Thursday, August 23, 2012

Hacking the Automated Car


I was pleased to come across a site recently from a group called the Center for Automotive Embedded Systems Security (CAESS).  The Center is a collaboration between the University of Washington, the University of California San Diego, and the US National Sciences Foundation.  It deals with, as the name suggests, making computers in automated driving systems secure.

The computer security of automated cars and automated driving systems is something I have given thought to over the past 15 to 20 years, more as the capabilities of our computers have increased.  There are certain things that can be done to reduce the opportunity to hack automated driving systems.. The one that springs to mind is to hardwire as many functions as possible so that they cannot be hacked.  Hardwire refers to making the physical design of the chip control the program that runs on it.  Such a chip, once made, cannot be reprogrammed, only replaced.  Obviously there are disadvantages to such an approach, but in a systems where safety needs to be paramount, we may need to live with those disadvantages.

Heavy security needs to be built in from the bottom up.  And frankly, what can already be done to hack the rudimentary systems in cars is scarey enough.  Stay tuned for more.

Wednesday, August 15, 2012

Google Cars Get Ready for Prime Time?

Last week a report on TechCrunch, and a post on the Google Blog indicates that Google now believes that their automated cars are safe enough for a single person to be in the car while the car drives the person to and from work and, it is implied, other tasks.

Politics in Florida

Not being an American my opinion doesn't count for much in their politics, however, some things really burn me.  There is a commercial against Jeff Brandes (R-St.

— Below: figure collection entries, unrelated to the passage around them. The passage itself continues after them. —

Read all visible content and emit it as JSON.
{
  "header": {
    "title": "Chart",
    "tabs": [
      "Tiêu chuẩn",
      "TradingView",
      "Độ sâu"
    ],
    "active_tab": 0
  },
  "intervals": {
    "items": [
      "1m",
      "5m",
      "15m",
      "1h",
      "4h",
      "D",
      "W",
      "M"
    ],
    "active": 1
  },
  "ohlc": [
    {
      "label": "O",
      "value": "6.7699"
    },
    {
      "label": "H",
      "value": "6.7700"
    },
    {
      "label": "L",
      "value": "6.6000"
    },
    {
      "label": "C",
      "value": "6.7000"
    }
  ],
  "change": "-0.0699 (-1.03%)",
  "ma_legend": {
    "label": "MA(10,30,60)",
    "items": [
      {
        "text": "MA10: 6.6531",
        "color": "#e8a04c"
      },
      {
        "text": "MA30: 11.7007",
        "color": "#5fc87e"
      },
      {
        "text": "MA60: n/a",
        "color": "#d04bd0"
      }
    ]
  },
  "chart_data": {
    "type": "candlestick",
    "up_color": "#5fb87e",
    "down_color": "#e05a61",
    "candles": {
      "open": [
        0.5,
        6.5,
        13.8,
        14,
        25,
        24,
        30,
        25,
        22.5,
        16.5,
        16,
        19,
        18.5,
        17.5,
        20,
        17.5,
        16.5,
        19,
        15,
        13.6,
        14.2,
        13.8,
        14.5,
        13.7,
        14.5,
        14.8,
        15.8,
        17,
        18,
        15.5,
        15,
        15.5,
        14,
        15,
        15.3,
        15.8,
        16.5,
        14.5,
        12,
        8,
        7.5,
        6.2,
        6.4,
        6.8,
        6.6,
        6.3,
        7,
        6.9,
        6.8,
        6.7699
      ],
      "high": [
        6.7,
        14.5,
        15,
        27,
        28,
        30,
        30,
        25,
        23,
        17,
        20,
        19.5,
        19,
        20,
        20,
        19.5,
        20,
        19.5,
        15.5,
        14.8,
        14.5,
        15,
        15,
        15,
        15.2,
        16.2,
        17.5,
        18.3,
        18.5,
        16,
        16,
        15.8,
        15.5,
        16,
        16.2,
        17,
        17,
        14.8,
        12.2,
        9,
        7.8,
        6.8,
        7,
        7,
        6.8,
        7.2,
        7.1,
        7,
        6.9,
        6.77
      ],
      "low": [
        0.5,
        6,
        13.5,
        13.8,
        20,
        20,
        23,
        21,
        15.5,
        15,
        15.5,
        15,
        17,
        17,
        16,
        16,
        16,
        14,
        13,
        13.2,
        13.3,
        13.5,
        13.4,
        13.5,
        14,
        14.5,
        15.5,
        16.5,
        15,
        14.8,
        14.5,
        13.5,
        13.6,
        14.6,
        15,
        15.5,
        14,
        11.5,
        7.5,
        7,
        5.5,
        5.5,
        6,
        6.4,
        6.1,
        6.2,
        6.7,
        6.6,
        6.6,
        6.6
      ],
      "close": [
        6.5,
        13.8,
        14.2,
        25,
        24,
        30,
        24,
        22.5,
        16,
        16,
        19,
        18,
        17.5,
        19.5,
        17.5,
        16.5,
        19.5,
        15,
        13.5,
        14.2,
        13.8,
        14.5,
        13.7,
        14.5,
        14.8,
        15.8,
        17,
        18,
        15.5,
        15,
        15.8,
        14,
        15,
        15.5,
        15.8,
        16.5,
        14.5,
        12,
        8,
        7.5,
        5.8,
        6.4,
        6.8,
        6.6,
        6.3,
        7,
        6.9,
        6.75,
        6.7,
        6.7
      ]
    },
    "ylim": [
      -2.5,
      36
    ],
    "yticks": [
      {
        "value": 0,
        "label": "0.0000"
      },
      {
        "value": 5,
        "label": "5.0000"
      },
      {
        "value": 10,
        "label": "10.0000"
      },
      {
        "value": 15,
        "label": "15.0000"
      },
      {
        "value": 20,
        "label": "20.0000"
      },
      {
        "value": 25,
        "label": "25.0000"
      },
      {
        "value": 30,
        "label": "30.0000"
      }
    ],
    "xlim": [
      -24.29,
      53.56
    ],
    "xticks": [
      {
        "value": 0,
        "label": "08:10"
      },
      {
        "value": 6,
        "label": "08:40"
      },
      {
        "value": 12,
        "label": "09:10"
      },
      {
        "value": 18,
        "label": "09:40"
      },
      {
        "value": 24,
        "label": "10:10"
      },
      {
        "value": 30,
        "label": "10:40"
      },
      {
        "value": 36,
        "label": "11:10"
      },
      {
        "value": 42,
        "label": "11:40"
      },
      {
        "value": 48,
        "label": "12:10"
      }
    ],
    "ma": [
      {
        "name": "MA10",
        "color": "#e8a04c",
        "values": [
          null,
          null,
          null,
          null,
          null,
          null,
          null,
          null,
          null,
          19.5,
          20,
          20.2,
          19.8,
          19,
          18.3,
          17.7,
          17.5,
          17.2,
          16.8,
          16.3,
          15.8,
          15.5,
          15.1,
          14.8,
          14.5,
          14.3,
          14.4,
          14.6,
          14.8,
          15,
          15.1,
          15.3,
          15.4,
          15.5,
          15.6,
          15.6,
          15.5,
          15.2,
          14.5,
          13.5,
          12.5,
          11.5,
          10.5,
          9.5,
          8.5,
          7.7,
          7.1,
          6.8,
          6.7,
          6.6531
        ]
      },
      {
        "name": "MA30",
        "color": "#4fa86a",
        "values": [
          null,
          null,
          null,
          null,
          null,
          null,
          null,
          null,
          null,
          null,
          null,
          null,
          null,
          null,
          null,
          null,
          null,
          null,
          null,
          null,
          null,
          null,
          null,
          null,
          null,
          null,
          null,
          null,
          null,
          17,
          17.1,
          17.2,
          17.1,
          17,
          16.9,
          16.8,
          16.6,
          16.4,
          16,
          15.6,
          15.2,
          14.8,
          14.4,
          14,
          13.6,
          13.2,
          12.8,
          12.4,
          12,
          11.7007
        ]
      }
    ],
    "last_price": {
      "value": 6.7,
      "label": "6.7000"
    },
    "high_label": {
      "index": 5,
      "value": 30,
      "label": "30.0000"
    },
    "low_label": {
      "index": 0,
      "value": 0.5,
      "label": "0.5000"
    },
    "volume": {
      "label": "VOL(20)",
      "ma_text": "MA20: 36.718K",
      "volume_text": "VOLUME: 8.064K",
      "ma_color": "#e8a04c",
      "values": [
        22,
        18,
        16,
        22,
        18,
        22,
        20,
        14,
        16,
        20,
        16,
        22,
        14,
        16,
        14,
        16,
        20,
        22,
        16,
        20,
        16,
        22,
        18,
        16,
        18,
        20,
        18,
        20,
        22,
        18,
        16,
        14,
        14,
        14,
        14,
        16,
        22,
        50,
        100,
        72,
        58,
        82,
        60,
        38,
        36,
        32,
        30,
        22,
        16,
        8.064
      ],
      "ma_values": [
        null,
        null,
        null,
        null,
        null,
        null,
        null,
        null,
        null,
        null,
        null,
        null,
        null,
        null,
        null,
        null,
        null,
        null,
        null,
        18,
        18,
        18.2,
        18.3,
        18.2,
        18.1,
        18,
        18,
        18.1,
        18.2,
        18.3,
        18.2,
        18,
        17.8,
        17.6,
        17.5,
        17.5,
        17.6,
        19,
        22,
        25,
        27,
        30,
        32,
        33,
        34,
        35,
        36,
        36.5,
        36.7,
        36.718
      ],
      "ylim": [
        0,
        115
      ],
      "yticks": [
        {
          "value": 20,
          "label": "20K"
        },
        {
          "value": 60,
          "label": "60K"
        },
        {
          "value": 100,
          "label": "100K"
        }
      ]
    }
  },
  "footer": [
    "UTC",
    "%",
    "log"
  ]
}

Petersburg).  Unfortunately the commercial takes aim at him through his support of automated driving systems, using all the usual scare tactics.



The Democrats (presumably) should be ashamed of themselves.

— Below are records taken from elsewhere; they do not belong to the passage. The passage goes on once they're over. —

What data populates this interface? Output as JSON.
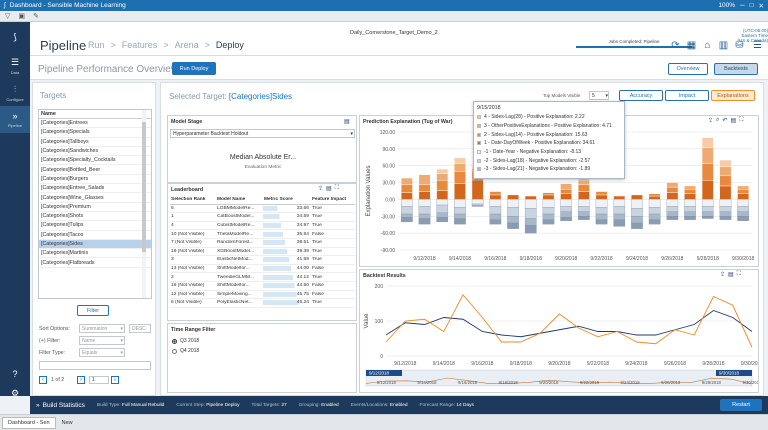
{
  "titlebar": {
    "title": "Dashboard - Sensible Machine Learning",
    "zoom": "100%"
  },
  "header": {
    "page_title": "Pipeline",
    "crumbs": [
      "Run",
      "Features",
      "Arena",
      "Deploy"
    ],
    "crumb_separator": ">",
    "dataset": "Daily_Cornerstone_Target_Demo_2",
    "job_status": "Jobs Completed: Pipeline",
    "time_info": "(UTC-05:00) Eastern Time (US & Canada)"
  },
  "subheader": {
    "title": "Pipeline Performance Overview:",
    "run_deploy": "Run Deploy",
    "overview": "Overview",
    "backtests": "Backtests"
  },
  "targets": {
    "title": "Targets",
    "column": "Name",
    "items": [
      "[Categories]Entrees",
      "[Categories]Specials",
      "[Categories]Tallboys",
      "[Categories]Sandwiches",
      "[Categories]Specialty_Cocktails",
      "[Categories]Bottled_Beer",
      "[Categories]Burgers",
      "[Categories]Entree_Salads",
      "[Categories]Wine_Glasses",
      "[Categories]Premium",
      "[Categories]Shots",
      "[Categories]Tulips",
      "[Categories]Tacos",
      "[Categories]Sides",
      "[Categories]Martinis",
      "[Categories]Flatbreads"
    ],
    "selected_index": 13,
    "filter_button": "Filter",
    "sort_label": "Sort Options:",
    "sort_value": "Summation",
    "sort_dir": "DESC",
    "filter_label": "(+) Filter:",
    "filter_value": "Name",
    "filter_type_label": "Filter Type:",
    "filter_type_value": "Equals",
    "page_of": "1 of 2",
    "page_input": "1"
  },
  "main": {
    "selected_label": "Selected Target:",
    "selected_value": "[Categories]Sides",
    "top_models_label": "Top Models Visible",
    "top_models_value": "5",
    "accuracy": "Accuracy",
    "impact": "Impact",
    "explanations": "Explanations"
  },
  "model_stage": {
    "title": "Model Stage",
    "value": "Hyperparameter Backtest Holdout",
    "metric_title": "Median Absolute Er...",
    "metric_sub": "Evaluation Metric"
  },
  "leaderboard": {
    "title": "Leaderboard",
    "headers": [
      "Selection Rank",
      "Model Name",
      "Metric Score",
      "Feature Impact"
    ],
    "rows": [
      [
        "5",
        "LGBMModelRe...",
        "33.66",
        "True"
      ],
      [
        "1",
        "CatBoostModel...",
        "34.59",
        "True"
      ],
      [
        "4",
        "CubistModelRe...",
        "34.97",
        "True"
      ],
      [
        "10 (Not Visible)",
        "ThetaModelRe...",
        "35.84",
        "False"
      ],
      [
        "7 (Not Visible)",
        "RandomForest...",
        "38.51",
        "True"
      ],
      [
        "19 (Not Visible)",
        "XGBoostModel...",
        "39.39",
        "True"
      ],
      [
        "3",
        "ElasticNetMod...",
        "41.59",
        "True"
      ],
      [
        "13 (Not Visible)",
        "ShiftModelfor...",
        "44.00",
        "False"
      ],
      [
        "2",
        "TweedieGLMM...",
        "44.12",
        "True"
      ],
      [
        "16 (Not Visible)",
        "ShiftModelfor...",
        "44.50",
        "False"
      ],
      [
        "12 (Not Visible)",
        "SimpleMoving...",
        "45.75",
        "False"
      ],
      [
        "6 (Not Visible)",
        "PolyElasticNet...",
        "46.24",
        "True"
      ]
    ]
  },
  "time_range": {
    "title": "Time Range Filter",
    "options": [
      "Q3 2018",
      "Q4 2018"
    ],
    "selected": 0
  },
  "prediction": {
    "title": "Prediction Explanation (Tug of War)",
    "ylabel": "Explanation Values"
  },
  "backtest": {
    "title": "Backtest Results",
    "ylabel": "Value",
    "range_start": "9/12/2018",
    "range_end": "9/30/2018"
  },
  "tooltip": {
    "date": "9/15/2018",
    "items": [
      {
        "text": "4 - Sides-Lag(28) - Positive Explanation: 2.22",
        "color": "#f2c6a4"
      },
      {
        "text": "3 - OtherPositiveExplanations - Positive Explanation: 4.71",
        "color": "#f0a970"
      },
      {
        "text": "2 - Sides-Lag(14) - Positive Explanation: 15.63",
        "color": "#e8893d"
      },
      {
        "text": "1 - Date-DayOfWeek - Positive Explanation: 34.61",
        "color": "#d4661c"
      },
      {
        "text": "-1 - Date-Year - Negative Explanation: -8.13",
        "color": "#eef2f6"
      },
      {
        "text": "-2 - Sides-Lag(18) - Negative Explanation: -2.57",
        "color": "#c9d4e0"
      },
      {
        "text": "-3 - Sides-Lag(21) - Negative Explanation: -1.89",
        "color": "#a9b8c9"
      }
    ]
  },
  "statusbar": {
    "title": "Build Statistics",
    "build_type_label": "Build Type:",
    "build_type": "Full Manual Rebuild",
    "current_step_label": "Current Step:",
    "current_step": "Pipeline Deploy",
    "total_targets_label": "Total Targets:",
    "total_targets": "27",
    "grouping_label": "Grouping:",
    "grouping": "Enabled",
    "events_label": "Events/Locations:",
    "events": "Enabled",
    "forecast_label": "Forecast Range:",
    "forecast": "14 Days",
    "restart": "Restart"
  },
  "taskbar": {
    "tab1": "Dashboard - Sen",
    "tab2": "New"
  },
  "nav": {
    "items": [
      "Data",
      "Configure",
      "Pipeline"
    ]
  },
  "chart_data": [
    {
      "type": "bar",
      "title": "Prediction Explanation (Tug of War)",
      "ylabel": "Explanation Values",
      "ylim": [
        -90,
        120
      ],
      "yticks": [
        "120.00",
        "90.00",
        "60.00",
        "30.00",
        "0.00",
        "-30.00",
        "-60.00",
        "-90.00"
      ],
      "xticks": [
        "9/12/2018",
        "9/14/2018",
        "9/16/2018",
        "9/18/2018",
        "9/20/2018",
        "9/22/2018",
        "9/24/2018",
        "9/26/2018",
        "9/28/2018",
        "9/30/2018"
      ],
      "x_range": [
        "9/11/2018",
        "9/30/2018"
      ],
      "stacked": true,
      "bars": [
        {
          "date": "9/11/2018",
          "pos": [
            12,
            14,
            12
          ],
          "neg": [
            -12,
            -14,
            -6,
            -8
          ]
        },
        {
          "date": "9/12/2018",
          "pos": [
            14,
            12,
            18
          ],
          "neg": [
            -12,
            -14,
            -8,
            -10
          ]
        },
        {
          "date": "9/13/2018",
          "pos": [
            16,
            18,
            12,
            8
          ],
          "neg": [
            -10,
            -14,
            -8,
            -8
          ]
        },
        {
          "date": "9/14/2018",
          "pos": [
            28,
            22,
            14,
            10
          ],
          "neg": [
            -14,
            -12,
            -8,
            -10
          ]
        },
        {
          "date": "9/15/2018",
          "pos": [
            34.61,
            15.63,
            4.71,
            2.22
          ],
          "neg": [
            -8.13,
            -2.57,
            -1.89
          ]
        },
        {
          "date": "9/16/2018",
          "pos": [
            8,
            6
          ],
          "neg": [
            -12,
            -14,
            -10,
            -8
          ]
        },
        {
          "date": "9/17/2018",
          "pos": [
            8
          ],
          "neg": [
            -14,
            -16,
            -12,
            -10
          ]
        },
        {
          "date": "9/18/2018",
          "pos": [
            6
          ],
          "neg": [
            -16,
            -18,
            -12,
            -14
          ]
        },
        {
          "date": "9/19/2018",
          "pos": [
            8,
            4
          ],
          "neg": [
            -14,
            -12,
            -10,
            -8
          ]
        },
        {
          "date": "9/20/2018",
          "pos": [
            10,
            8,
            10
          ],
          "neg": [
            -12,
            -10,
            -10,
            -6
          ]
        },
        {
          "date": "9/21/2018",
          "pos": [
            14,
            12,
            8,
            6
          ],
          "neg": [
            -12,
            -10,
            -8,
            -6
          ]
        },
        {
          "date": "9/22/2018",
          "pos": [
            8,
            6
          ],
          "neg": [
            -14,
            -12,
            -10,
            -8
          ]
        },
        {
          "date": "9/23/2018",
          "pos": [
            6
          ],
          "neg": [
            -12,
            -14,
            -10,
            -12
          ]
        },
        {
          "date": "9/24/2018",
          "pos": [
            8
          ],
          "neg": [
            -16,
            -14,
            -12,
            -10
          ]
        },
        {
          "date": "9/25/2018",
          "pos": [
            6,
            4
          ],
          "neg": [
            -14,
            -12,
            -10,
            -8
          ]
        },
        {
          "date": "9/26/2018",
          "pos": [
            12,
            10,
            8
          ],
          "neg": [
            -12,
            -10,
            -8,
            -6
          ]
        },
        {
          "date": "9/27/2018",
          "pos": [
            10,
            8,
            6
          ],
          "neg": [
            -12,
            -10,
            -8,
            -6
          ]
        },
        {
          "date": "9/28/2018",
          "pos": [
            34,
            30,
            28,
            18
          ],
          "neg": [
            -12,
            -10,
            -8,
            -4
          ]
        },
        {
          "date": "9/29/2018",
          "pos": [
            24,
            18,
            16,
            12
          ],
          "neg": [
            -12,
            -10,
            -8,
            -6
          ]
        },
        {
          "date": "9/30/2018",
          "pos": [
            10,
            8,
            6
          ],
          "neg": [
            -12,
            -10,
            -8,
            -8
          ]
        }
      ]
    },
    {
      "type": "line",
      "title": "Backtest Results",
      "ylabel": "Value",
      "ylim": [
        0,
        200
      ],
      "yticks": [
        "200",
        "100",
        "0"
      ],
      "xticks": [
        "9/12/2018",
        "9/14/2018",
        "9/16/2018",
        "9/18/2018",
        "9/20/2018",
        "9/22/2018",
        "9/24/2018",
        "9/26/2018",
        "9/28/2018",
        "9/30/2018"
      ],
      "x": [
        "9/11",
        "9/12",
        "9/13",
        "9/14",
        "9/15",
        "9/16",
        "9/17",
        "9/18",
        "9/19",
        "9/20",
        "9/21",
        "9/22",
        "9/23",
        "9/24",
        "9/25",
        "9/26",
        "9/27",
        "9/28",
        "9/29",
        "9/30"
      ],
      "series": [
        {
          "color": "#1e3a6e",
          "values": [
            60,
            95,
            90,
            110,
            105,
            70,
            60,
            55,
            65,
            75,
            85,
            70,
            70,
            60,
            60,
            75,
            90,
            130,
            110,
            70
          ]
        },
        {
          "color": "#f08a24",
          "values": [
            40,
            100,
            105,
            70,
            175,
            110,
            40,
            40,
            65,
            120,
            80,
            55,
            70,
            40,
            35,
            75,
            60,
            170,
            145,
            25
          ]
        }
      ]
    }
  ]
}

A Response to "Learning to Let the Car Drive"

I recently read an article on Wired Autopia, Learning to Let the Car Drive about how we would slowly increase the amount of automation in the driving process, and there would be a point when driver assistance would be needed sometimes, but mostly not, and how it would be necessary to keep drivers focused on the task of driving.

I find three of  the assumptions problematic - 1) that drivers will need to stay on the driving task when the car does most of the work, and 2) that cars will stay in their lanes through surface markers on the road  3) avoidance of side hazards, eg deer or children

Regarding the first assumption,  when the car is capable of driving itself in most conditions, say 65% or more of the time, I strongly suspect that we will need to make cars that leap over that last 35% completely.  Think about human nature.  If you don't have to pay attention to something most of the time, then you don't pay attention to it at all.  How will the car companies force people to pay attention to the driving task when it is mostly handled by the car?  We have enough problems making people focus on driving and not texting or not using cell phones now, and we drive manually.  Quite frankly, once we are capable of making cars that handle most situations, we will have to start making cars that handle all situations, at least as well as a human, in very short order.  Even with some sort of alert system, it will require the "driver" to:
  1. shift between the task they are doing, and the hazard that the system alerts them to, 
  2. locate the hazard
  3. evaluate the hazard, and then 
  4. respond appropriately.
Even if each of the above steps takes only one second, which seems to me exceedingly optimistic, then at least four seconds is required before the car begins to do something under driver control.  Most likely it will take much longer.  We would all be better off letting the car drive and react which are at speeds beyond human ability.

The second assumption seems to be that surface road markers, e.g. paint, will be used by the vehicle for way finding and location maintenance purposes.  With all due respect, evidently road conditions of heavy or blowing snow seem not to have been considered, or for that matter the highly reflective road surfaces of wet roads at night, or immediately after a heavy rain when the sun shines on the road surface.  In order for an automated driving system to work effectively we will need to install some sort of edge marking, whether for lanes or for road edges, that is not dependent on the ability of the markers to be visually observed by cameras (maybe magnetic pucks embedded in the pavement).  This is not to say that cameras as an edge finding device should not be on vehicles, but they cannot be the only way a vehicle will maintain its correct position on the road.

The third assumption is that humans will see side hazards sooner, and react more appropriately.  Humans may be able to evaluate whether or not something is a side hazard to a vehicle more appropriately than a computer, but humans could never respond faster when the hazard appears in the driving space.  In some cases, think a child dashing from between parked cars, then even a human cannot respond quickly enough, whereas an automated braking might.  Additionally, humans tend to speed, and a response to a perceived side hazard is to slow down to the speed limit.  An automated system would have the following advantages:
  1. it would already be doing the speed limit, so slowing down would be to below the speed limit and,
  2. an automated system would react faster than a human once the threat was perceived
So I find it problematic that humans are better equipped to handle side hazards, especially given the faster reaction times of computer systems.

It would be interesting to know exactly how drivers will be kept on task when the car does most of the driving.